Search yourself for the inkling any reasonable person would maintain that you could be wrong. Pose that into a coherent question & if you like *I* will ask Azhar or Will. You’re being absurd, especially If you honestly wanted FIRE to reconsider their stance. “Dear FIRE, I think you are wrong due to this ____ = my understanding of the law, what would make you defend such a case? Thanks, Tim” then wait at least 3 days for a response. FIRE extends that much reasonable courtesy to colleges in flagrant violation of the law. How could you be so tactless as to publicly smear an organization which has done so much for us, and asks for so little in return? I do not understand what you could possibly be thinking.
Ignore the “lies” and “libel” – How can a blog unrelated to school violate their “code of conduct”? Why do you imagine this case falls within the scope of the university’s authority?

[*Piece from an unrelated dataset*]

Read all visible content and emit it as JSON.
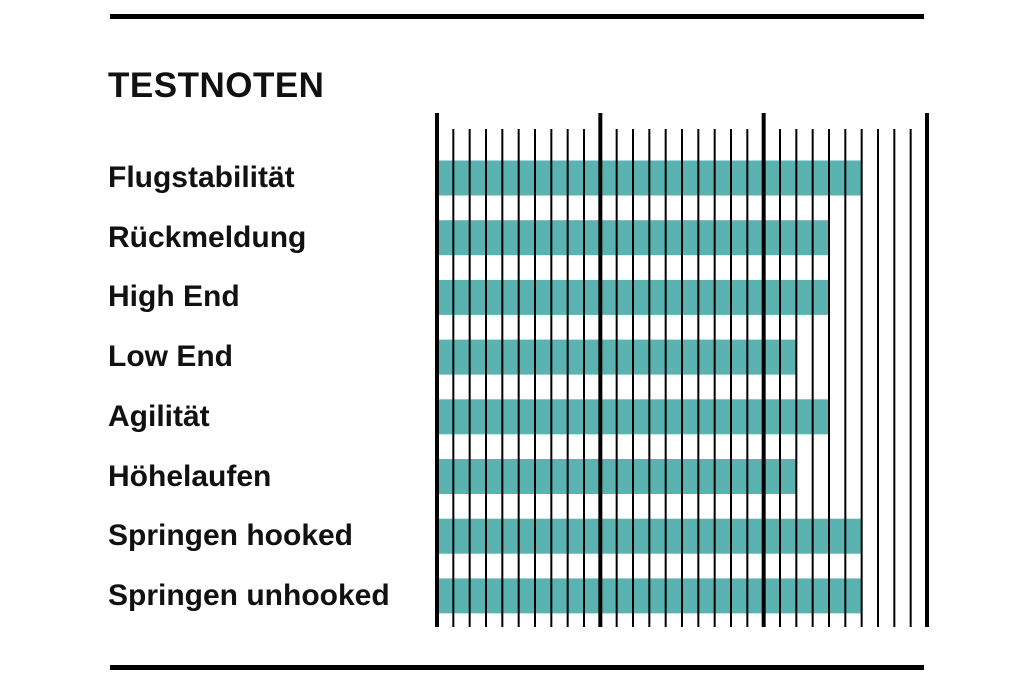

How can you believe that a blog can be “conduct”? If it is harassment, a school issue, how was a blog pervasive enough to disrupt their ability to seek an equal education with other students? THINK.

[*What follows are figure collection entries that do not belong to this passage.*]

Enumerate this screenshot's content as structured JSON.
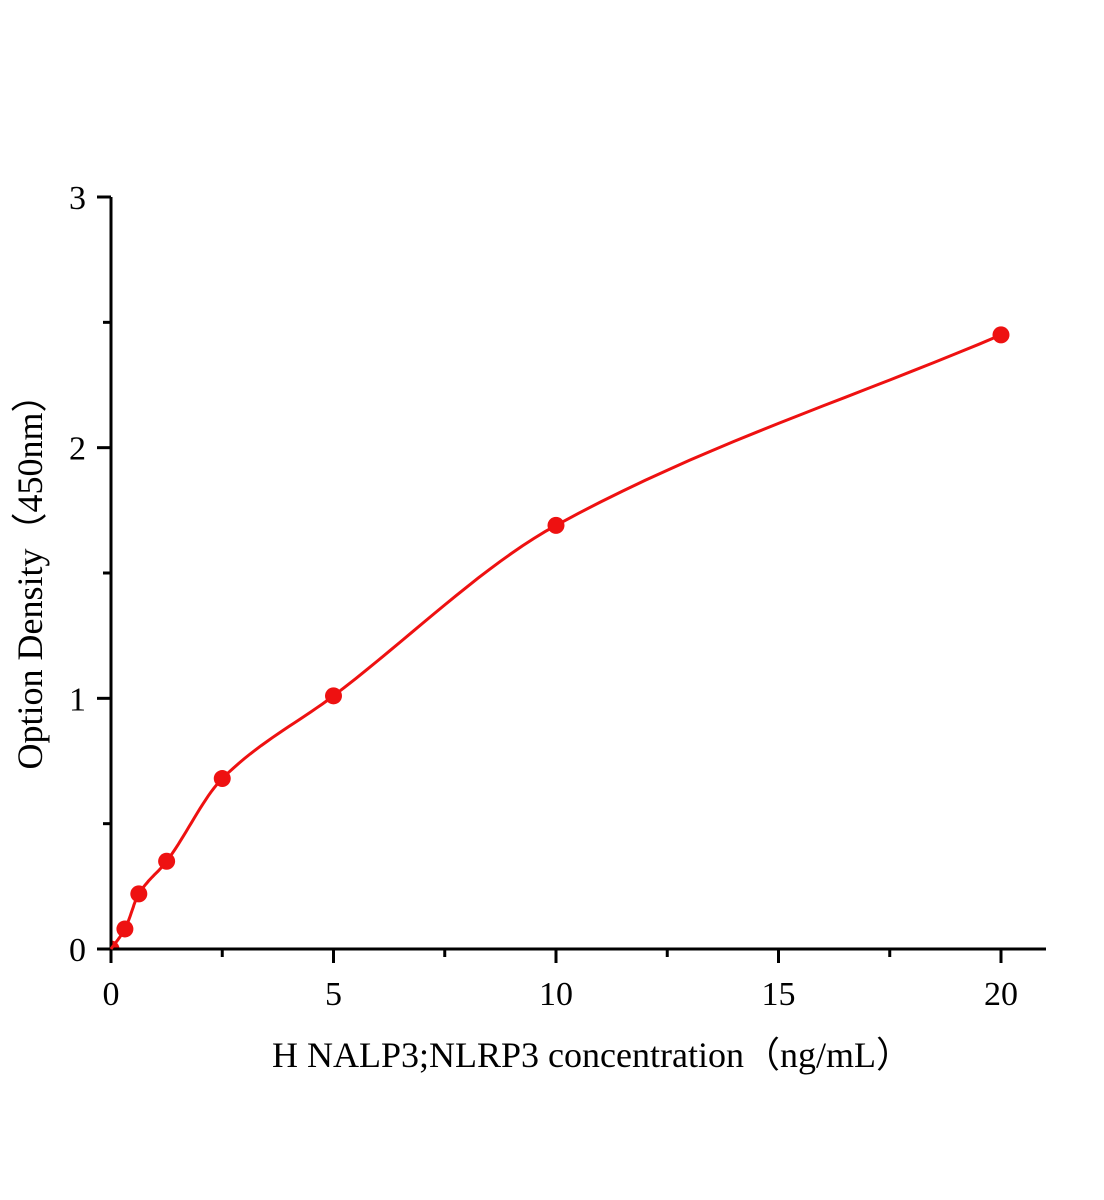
{
  "chart_data": {
    "type": "scatter",
    "title": "",
    "xlabel": "H NALP3;NLRP3 concentration（ng/mL）",
    "ylabel": "Option Density（450nm）",
    "xlim": [
      0,
      21
    ],
    "ylim": [
      0,
      3
    ],
    "xticks": [
      "0",
      "5",
      "10",
      "15",
      "20"
    ],
    "yticks": [
      "0",
      "1",
      "2",
      "3"
    ],
    "grid": false,
    "legend": "none",
    "series": [
      {
        "x": [
          0,
          0.3125,
          0.625,
          1.25,
          2.5,
          5,
          10,
          20
        ],
        "y": [
          0.0,
          0.08,
          0.22,
          0.35,
          0.68,
          1.01,
          1.69,
          2.45
        ],
        "fit_curve": true,
        "color": "#ee1111"
      }
    ]
  }
}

Anyone else find it extremely amusing and ironic that SU has a building funded by Sal Newhouser, and they seem enamored with ideas of acceptable speech? All this guy has done through his career is push these notions of political correctness into the minds of the so called elite through his magazine publications that are considered erudite opinion on the left. Now a school bearing his name is putting his ideals into action. Apropos if you ask me.
Do these schmucks know that the internet, by definition is a public place and not subject to any private restrictions anywhere except US law?
As in hello they cannot punish these students even if they wanted to.
Well it appears that “these” lawyers want it both ways; not a big suprise to anyone who is in the “law” business…S U Law school can be proud of the graduates it puts into your community if you want to pay them 500-1,000 an hour to take and “justify” ANY position!! Yes..the black professors are racists, the liberal professors are washed out hippies from the 60′s and the administrators are still the chicken bleeps they have always been. Of course they teach Constitutional Law to first year law studends but only selected parts it seems? I can not wait for the new graduates to actually begin practicing and spouting off their silly “brainwashed” views taught by their elite “idiots”…Just see how long you stay employed in the “real” world when you actually have to represent someone to protect their freedom of speech!!